As well as the addition of the N1QL language, pronounced 'nickel', to help develop apps on top of the JSON data model, there is multi-dimensional scaling to improve performance by allowing querying, indexing, and read-writes to be allocated to specific servers.

"It's not just a query language that's based on SQL. We have a great implementation. We'll be the only ones, for example, that allow you to handle joins. Joins are extremely important in terms of the way you want to model your data," Couchbase CEO Bob Wiederhold said.

"In general, the use of N1QL is going to allow you to be much more agile and develop your code much more efficiently. Most people already know how to use SQL, and in many cases you'll need to write far fewer lines of code because of our particular implementation and things like joins. We've a lot of examples - how something that takes 50 lines of code in MongoDB takes four lines in Couchbase."

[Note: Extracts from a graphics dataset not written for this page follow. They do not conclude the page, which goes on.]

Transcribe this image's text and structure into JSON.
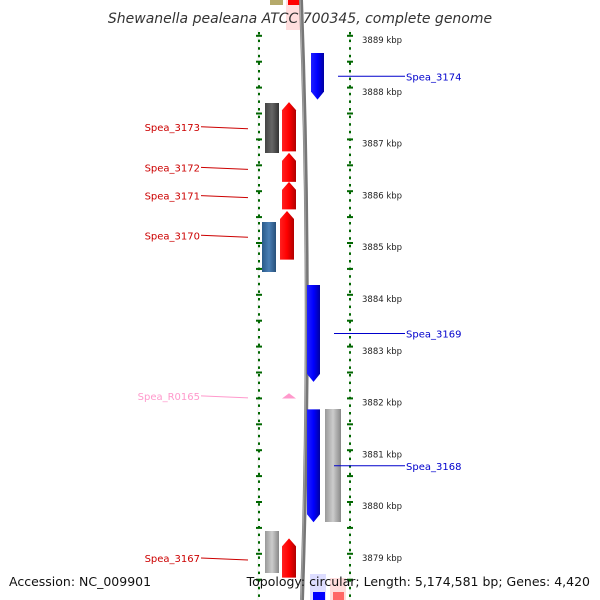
{
  "title": "Shewanella pealeana ATCC 700345, complete genome",
  "footer": {
    "accession": "Accession: NC_009901",
    "summary": "Topology: circular; Length: 5,174,581 bp; Genes: 4,420"
  },
  "colors": {
    "reverse_gene": "#ff0000",
    "forward_gene": "#0000ff",
    "rna_gene": "#ff99cc",
    "ortholog_dark": "#555555",
    "ortholog_blue": "#336699",
    "ortholog_light": "#bbbbbb",
    "tick_green": "#006600",
    "backbone": "#777777"
  },
  "kbp_ticks": [
    {
      "kbp": 3889,
      "label": "3889 kbp"
    },
    {
      "kbp": 3888,
      "label": "3888 kbp"
    },
    {
      "kbp": 3887,
      "label": "3887 kbp"
    },
    {
      "kbp": 3886,
      "label": "3886 kbp"
    },
    {
      "kbp": 3885,
      "label": "3885 kbp"
    },
    {
      "kbp": 3884,
      "label": "3884 kbp"
    },
    {
      "kbp": 3883,
      "label": "3883 kbp"
    },
    {
      "kbp": 3882,
      "label": "3882 kbp"
    },
    {
      "kbp": 3881,
      "label": "3881 kbp"
    },
    {
      "kbp": 3880,
      "label": "3880 kbp"
    },
    {
      "kbp": 3879,
      "label": "3879 kbp"
    }
  ],
  "genes": [
    {
      "name": "Spea_3174",
      "strand": "+",
      "type": "CDS",
      "start_kbp": 3887.85,
      "end_kbp": 3888.75
    },
    {
      "name": "Spea_3173",
      "strand": "-",
      "type": "CDS",
      "start_kbp": 3886.85,
      "end_kbp": 3887.8
    },
    {
      "name": "Spea_3172",
      "strand": "-",
      "type": "CDS",
      "start_kbp": 3886.26,
      "end_kbp": 3886.82
    },
    {
      "name": "Spea_3171",
      "strand": "-",
      "type": "CDS",
      "start_kbp": 3885.73,
      "end_kbp": 3886.26
    },
    {
      "name": "Spea_3170",
      "strand": "-",
      "type": "CDS",
      "start_kbp": 3884.76,
      "end_kbp": 3885.7
    },
    {
      "name": "Spea_3169",
      "strand": "+",
      "type": "CDS",
      "start_kbp": 3882.4,
      "end_kbp": 3884.27
    },
    {
      "name": "Spea_R0165",
      "strand": "-",
      "type": "RNA",
      "start_kbp": 3882.08,
      "end_kbp": 3882.18
    },
    {
      "name": "Spea_3168",
      "strand": "+",
      "type": "CDS",
      "start_kbp": 3879.69,
      "end_kbp": 3881.87
    },
    {
      "name": "Spea_3167",
      "strand": "-",
      "type": "CDS",
      "start_kbp": 3878.62,
      "end_kbp": 3879.38
    }
  ]
}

With version 4.0, standard SQL reporting and visualisation tools can also now access data stored in Couchbase using new ODBC and JDBC Simba drivers.

"Certainly in the Hadoop space, obviously everyone long ago has moved to providing its SQL-based query language and for obvious reasons. Just eliminating that barrier to people using NoSQL is very significant, whether it's from a business-intelligence and reporting perspective or from just the perspective of developers writing applications," Wiederhold said.

According to Couchbase, developers can use N1QL to create new indexes and queries without restructuring the data model, and employ JSON to nest data in a single document or to query data stored across multiple documents.

The addition of multi-dimensional scaling to Couchbase is designed to improve performance significantly, use fewer resources, and reduce network bandwidth.

"Let's say you have 10 nodes in your cluster, you can run the basic reads and writes and indexing and query on all 10 of those nodes. That's how it works today before 4.0," Wiederhold said.

"If you run all three of those services on those 10 nodes, if you're doing some kind of index building or running some kind of a complex query, that's going to suck up resources from those 10 machines. It might slow down your basic reads and writes, which for many applications you do not want to do."

With multi-dimensional scaling, operators can optimise the underlying server resources more efficiently and adjust them according to the type of task being run.

It can also be used to assign global secondary indexes specific resources, to minimise the degree of scatter-gather and improve performance in the distributed system.

Another new feature in Couchbase 4.0 is cross-datacentre replication filtering, which could be particularly useful for high availability and disaster recovery, the company said.

"Any reasonably big enterprises with global digital economy businesses operate through multiple datacentres around the world. That's to reduce network latency. You don't want someone in China having to access an app that's sitting in California," Wiederhold said.

"But you don't necessarily want to mirror all the data that you have across every datacentre. Sometimes that's regulatory-oriented. So for example, in a lot of European countries you can't move the data from the citizens of Germany to a datacentre and mirror it in California.

"So you need to have this pretty sophisticated ability - we call it filtering - to identify what data can and should be mirrored between different datacentres."